Bono: As for midwives, what we most commonly see is that certified nurse midwives are covered. Some insurance covers birthing centers, and we see some plans that cover home births. But there is still a lot of confusion about what is covered, if something is freestanding or a birthing center, what kind of providers can you have, etc. It is complicated, and sometimes you have to do some digging into your plan design to find out what is available.
Increasing the options available for pregnant people could have a positive impact on health outcomes and labor and delivery costs. If better care helps avoid unnecessary interventions or deaths related to pregnancy or birth, it is beneficial to all of those involved. We have seen compelling data about members’ outcomes when they have access to midwives and alternative birthing options and locations. Oftentimes at a birthing center, patients go home much sooner, don’t have an extended medical facility stay, and there is often no medical intervention at all—no IVs or anesthesia—so employers are avoiding a lot of delivery costs.
1. Provide financial reimbursement for doulas through a pretax benefit like health savings or flexible spending accounts.
2. Review plan limitations on out-of-hospital births and offer coverage for women who prefer this kind of delivery.
3. Review access and inclusion for licensed freestanding birth centers and certified nurse midwives.
4. Ensure your insurance carrier and vendors offer search capabilities based on race, ethnicity, sexual orientation, gender and training. Request carriers and vendors perform a diversity audit.
5. Collect race and ethnicity data from plan members and hold vendors accountable for good outcomes among at-risk populations.
6. Review maternity coverage, paying attention to virtual care and alternative providers.

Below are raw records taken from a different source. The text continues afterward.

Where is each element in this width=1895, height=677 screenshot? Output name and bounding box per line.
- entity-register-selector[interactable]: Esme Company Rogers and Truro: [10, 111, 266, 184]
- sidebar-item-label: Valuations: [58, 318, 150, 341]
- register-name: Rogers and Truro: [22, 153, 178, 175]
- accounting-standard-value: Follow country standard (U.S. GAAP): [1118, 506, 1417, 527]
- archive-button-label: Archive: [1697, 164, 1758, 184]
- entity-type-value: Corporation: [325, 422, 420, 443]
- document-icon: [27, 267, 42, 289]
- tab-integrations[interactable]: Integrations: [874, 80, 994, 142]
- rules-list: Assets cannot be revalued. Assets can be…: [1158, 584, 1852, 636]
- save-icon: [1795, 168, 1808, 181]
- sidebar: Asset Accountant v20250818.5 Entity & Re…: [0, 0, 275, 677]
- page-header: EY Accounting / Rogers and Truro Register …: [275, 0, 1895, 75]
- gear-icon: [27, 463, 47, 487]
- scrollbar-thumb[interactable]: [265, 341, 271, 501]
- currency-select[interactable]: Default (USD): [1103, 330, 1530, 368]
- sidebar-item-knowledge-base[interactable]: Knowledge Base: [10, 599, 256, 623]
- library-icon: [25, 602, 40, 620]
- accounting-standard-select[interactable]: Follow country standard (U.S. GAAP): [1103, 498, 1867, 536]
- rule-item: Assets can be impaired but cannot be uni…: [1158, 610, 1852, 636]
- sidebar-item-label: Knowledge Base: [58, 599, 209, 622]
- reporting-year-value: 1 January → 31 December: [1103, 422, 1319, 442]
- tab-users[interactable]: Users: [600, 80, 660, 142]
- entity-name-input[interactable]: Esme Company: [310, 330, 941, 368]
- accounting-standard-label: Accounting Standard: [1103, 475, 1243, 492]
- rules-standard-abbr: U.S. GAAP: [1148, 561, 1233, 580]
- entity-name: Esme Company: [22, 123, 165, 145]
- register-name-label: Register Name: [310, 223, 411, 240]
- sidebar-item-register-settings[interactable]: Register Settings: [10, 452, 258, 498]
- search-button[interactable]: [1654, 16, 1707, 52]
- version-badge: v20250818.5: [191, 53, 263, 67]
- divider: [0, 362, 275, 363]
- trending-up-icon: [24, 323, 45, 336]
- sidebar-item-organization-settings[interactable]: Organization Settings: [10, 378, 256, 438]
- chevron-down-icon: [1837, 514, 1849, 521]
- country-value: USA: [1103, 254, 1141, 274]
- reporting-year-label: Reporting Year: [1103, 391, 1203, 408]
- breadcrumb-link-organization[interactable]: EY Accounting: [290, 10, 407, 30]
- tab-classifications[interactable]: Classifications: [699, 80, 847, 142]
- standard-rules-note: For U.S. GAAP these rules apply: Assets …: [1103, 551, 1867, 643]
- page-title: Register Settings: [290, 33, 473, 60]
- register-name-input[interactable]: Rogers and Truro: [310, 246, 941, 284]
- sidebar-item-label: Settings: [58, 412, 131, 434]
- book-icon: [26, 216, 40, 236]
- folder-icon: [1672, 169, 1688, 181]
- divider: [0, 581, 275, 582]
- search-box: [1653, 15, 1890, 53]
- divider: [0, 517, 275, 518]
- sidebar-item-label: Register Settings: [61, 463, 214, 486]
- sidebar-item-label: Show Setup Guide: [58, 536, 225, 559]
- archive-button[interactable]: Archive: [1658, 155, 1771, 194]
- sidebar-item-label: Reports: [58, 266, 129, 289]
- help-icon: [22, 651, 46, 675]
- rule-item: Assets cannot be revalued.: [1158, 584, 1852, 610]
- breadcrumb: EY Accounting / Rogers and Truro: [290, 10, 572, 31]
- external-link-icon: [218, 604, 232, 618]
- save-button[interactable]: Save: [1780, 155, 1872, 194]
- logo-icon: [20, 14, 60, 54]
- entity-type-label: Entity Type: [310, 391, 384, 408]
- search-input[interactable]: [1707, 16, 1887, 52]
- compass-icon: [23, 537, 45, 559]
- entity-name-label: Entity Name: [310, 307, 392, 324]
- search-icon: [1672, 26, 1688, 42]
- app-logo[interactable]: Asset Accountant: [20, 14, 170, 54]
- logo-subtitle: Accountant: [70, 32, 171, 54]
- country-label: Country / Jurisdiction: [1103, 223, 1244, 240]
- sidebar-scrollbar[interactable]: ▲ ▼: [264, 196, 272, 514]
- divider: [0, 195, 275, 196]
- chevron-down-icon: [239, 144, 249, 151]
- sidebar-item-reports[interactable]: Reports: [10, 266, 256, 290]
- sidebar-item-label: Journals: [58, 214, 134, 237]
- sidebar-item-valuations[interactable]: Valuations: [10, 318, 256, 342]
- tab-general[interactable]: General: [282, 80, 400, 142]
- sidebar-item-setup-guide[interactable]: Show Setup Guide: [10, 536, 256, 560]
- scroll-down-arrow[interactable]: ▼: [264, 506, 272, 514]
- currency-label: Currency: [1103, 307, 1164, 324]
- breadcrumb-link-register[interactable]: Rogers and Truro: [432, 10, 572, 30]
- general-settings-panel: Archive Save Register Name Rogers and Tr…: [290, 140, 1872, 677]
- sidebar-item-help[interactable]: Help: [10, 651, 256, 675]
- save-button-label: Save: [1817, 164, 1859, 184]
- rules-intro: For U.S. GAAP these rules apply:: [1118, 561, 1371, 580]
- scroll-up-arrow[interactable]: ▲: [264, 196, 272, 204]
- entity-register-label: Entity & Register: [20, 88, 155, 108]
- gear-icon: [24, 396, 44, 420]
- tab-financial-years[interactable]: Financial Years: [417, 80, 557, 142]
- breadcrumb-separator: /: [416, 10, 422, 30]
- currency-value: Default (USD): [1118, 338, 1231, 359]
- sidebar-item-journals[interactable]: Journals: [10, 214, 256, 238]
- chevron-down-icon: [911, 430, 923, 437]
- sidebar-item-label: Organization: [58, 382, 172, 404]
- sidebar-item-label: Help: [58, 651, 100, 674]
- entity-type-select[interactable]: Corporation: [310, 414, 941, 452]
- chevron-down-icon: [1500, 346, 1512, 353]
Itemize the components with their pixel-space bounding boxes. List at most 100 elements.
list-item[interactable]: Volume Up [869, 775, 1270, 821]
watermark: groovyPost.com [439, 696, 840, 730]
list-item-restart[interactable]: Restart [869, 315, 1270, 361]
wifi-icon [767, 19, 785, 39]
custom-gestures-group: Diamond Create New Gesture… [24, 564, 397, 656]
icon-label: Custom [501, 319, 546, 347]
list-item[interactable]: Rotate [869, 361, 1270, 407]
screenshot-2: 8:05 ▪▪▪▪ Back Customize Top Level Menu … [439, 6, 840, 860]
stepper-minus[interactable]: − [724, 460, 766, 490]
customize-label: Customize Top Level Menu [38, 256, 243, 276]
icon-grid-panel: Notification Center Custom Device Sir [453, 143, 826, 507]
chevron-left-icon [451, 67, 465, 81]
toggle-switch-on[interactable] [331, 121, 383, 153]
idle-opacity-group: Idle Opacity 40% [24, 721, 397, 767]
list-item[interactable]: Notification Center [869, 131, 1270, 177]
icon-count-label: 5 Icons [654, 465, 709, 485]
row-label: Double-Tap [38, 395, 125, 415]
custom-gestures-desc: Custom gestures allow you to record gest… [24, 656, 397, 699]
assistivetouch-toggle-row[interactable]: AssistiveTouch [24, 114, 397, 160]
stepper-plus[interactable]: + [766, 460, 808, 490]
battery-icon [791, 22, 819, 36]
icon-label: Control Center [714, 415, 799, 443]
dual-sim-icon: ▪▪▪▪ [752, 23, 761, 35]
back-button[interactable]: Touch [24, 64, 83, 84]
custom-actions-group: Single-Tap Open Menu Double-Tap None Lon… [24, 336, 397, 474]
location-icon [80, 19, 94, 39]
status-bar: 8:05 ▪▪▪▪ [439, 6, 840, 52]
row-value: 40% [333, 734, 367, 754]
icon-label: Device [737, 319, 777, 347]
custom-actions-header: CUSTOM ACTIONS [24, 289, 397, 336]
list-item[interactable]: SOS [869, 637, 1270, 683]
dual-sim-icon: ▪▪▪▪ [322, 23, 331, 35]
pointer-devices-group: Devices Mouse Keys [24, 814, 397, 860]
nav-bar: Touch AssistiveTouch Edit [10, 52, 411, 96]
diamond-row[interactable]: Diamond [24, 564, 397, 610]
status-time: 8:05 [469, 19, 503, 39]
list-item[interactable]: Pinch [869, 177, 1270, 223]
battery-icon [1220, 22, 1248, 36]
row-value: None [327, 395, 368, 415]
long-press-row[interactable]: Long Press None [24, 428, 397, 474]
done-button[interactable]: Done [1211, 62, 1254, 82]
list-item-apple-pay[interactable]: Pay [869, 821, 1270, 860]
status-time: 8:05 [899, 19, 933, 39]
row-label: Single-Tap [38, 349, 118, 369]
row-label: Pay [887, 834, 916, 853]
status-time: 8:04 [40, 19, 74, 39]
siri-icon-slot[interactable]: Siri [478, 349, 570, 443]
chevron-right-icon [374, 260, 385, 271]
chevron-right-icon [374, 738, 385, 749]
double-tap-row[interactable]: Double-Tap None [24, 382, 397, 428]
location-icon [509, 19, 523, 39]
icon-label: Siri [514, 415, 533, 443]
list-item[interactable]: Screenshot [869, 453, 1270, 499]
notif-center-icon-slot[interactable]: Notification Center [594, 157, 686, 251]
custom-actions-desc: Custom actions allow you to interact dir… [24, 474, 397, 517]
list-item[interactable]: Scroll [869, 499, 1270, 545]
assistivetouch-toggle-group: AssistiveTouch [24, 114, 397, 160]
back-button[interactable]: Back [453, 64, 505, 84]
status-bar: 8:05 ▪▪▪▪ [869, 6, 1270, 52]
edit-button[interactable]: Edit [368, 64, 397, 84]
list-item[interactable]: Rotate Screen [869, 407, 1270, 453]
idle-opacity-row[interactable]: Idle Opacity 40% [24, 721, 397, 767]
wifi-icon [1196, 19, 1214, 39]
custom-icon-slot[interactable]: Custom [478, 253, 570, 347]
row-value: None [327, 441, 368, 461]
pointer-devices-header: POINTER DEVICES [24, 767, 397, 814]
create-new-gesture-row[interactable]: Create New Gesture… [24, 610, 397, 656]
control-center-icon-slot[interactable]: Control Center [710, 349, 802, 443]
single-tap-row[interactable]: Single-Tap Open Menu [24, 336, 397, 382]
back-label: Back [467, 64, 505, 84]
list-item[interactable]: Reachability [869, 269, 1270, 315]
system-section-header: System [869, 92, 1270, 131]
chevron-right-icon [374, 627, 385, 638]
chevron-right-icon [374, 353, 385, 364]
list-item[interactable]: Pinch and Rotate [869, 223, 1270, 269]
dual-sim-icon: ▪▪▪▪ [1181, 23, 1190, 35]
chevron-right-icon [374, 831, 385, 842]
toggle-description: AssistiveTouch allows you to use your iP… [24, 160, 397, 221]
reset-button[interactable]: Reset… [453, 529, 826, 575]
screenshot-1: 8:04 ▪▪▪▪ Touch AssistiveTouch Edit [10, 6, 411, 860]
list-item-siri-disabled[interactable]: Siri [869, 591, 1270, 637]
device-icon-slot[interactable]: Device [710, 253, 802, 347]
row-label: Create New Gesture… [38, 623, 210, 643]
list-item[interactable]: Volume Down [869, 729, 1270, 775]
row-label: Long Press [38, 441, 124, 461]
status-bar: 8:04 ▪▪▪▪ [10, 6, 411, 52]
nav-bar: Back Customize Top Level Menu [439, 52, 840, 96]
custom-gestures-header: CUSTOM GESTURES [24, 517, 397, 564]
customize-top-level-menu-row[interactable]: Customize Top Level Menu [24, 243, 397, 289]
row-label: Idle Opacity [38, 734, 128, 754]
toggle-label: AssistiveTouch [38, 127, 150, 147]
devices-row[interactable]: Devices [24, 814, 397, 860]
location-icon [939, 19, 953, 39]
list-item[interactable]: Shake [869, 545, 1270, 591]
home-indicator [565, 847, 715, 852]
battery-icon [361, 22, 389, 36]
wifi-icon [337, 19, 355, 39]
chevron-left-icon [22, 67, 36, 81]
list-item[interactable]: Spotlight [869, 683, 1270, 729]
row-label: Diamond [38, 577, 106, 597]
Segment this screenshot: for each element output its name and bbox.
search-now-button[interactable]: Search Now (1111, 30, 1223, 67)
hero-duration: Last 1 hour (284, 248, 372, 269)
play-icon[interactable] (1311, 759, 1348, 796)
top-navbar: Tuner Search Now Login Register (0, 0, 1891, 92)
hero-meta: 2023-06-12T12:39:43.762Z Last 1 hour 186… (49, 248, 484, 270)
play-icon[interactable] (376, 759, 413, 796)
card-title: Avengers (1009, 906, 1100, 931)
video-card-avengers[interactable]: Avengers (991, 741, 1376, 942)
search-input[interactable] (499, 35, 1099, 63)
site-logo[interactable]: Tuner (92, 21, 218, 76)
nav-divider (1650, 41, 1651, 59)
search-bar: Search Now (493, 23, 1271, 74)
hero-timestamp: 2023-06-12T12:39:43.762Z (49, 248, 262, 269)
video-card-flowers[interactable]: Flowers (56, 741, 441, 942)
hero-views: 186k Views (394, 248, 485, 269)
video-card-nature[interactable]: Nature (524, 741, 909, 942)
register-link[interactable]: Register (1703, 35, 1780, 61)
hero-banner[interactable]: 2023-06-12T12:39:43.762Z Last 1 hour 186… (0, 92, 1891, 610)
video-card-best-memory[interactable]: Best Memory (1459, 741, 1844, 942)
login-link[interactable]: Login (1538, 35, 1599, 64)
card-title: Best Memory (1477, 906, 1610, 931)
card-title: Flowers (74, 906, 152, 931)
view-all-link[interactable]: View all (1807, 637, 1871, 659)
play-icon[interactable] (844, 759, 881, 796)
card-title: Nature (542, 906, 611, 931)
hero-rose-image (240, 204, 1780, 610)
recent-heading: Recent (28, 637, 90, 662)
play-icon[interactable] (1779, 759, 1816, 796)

7. Support new parents for a year postpartum with paid leave, lactation consultants, virtual health and phased return to work.
8. Provide training for managers to support pregnant women and new parents from diverse family types.
9. Create inclusive benefits communication and package benefits to help parents navigate all available resources.
Leu: Training for managers is crucial here because that training can support employees and families who are expecting and new parents. Managers can help reduce stigma and make sure employees know what benefits are provided and how to get access to them.
Bono: Manager support and training is critical, and so is getting creative about employee communications. Businesses need to make sure communications are designed in a way that reaches people at the right time and are neatly packaged together. For instance, when someone becomes pregnant, employers can send information out to that employee about leave, doula reimbursement and postpartum care.
Bono: The goal here, as with pregnancy and labor and delivery, is to increase access to midwives or freestanding birth centers. Lots of midwives do home visits after delivery, and there are more postpartum visits with nurse midwives than there are with OB-GYNs [instead of one visit at six weeks, many midwives have three to five visits in the first six weeks postpartum]. There are even some postpartum-focused doulas. If benefits cover explicitly postpartum, they can come to someone’s home and take an evening shift so parents can get sleep or teach a new mom how to get into a routine with feeding.
Telehealth access from vendors can be key here, too. With some of the biggest issues people have, like lactation or blood clots, having someone you can go to to ask a question in the middle of the night is crucial.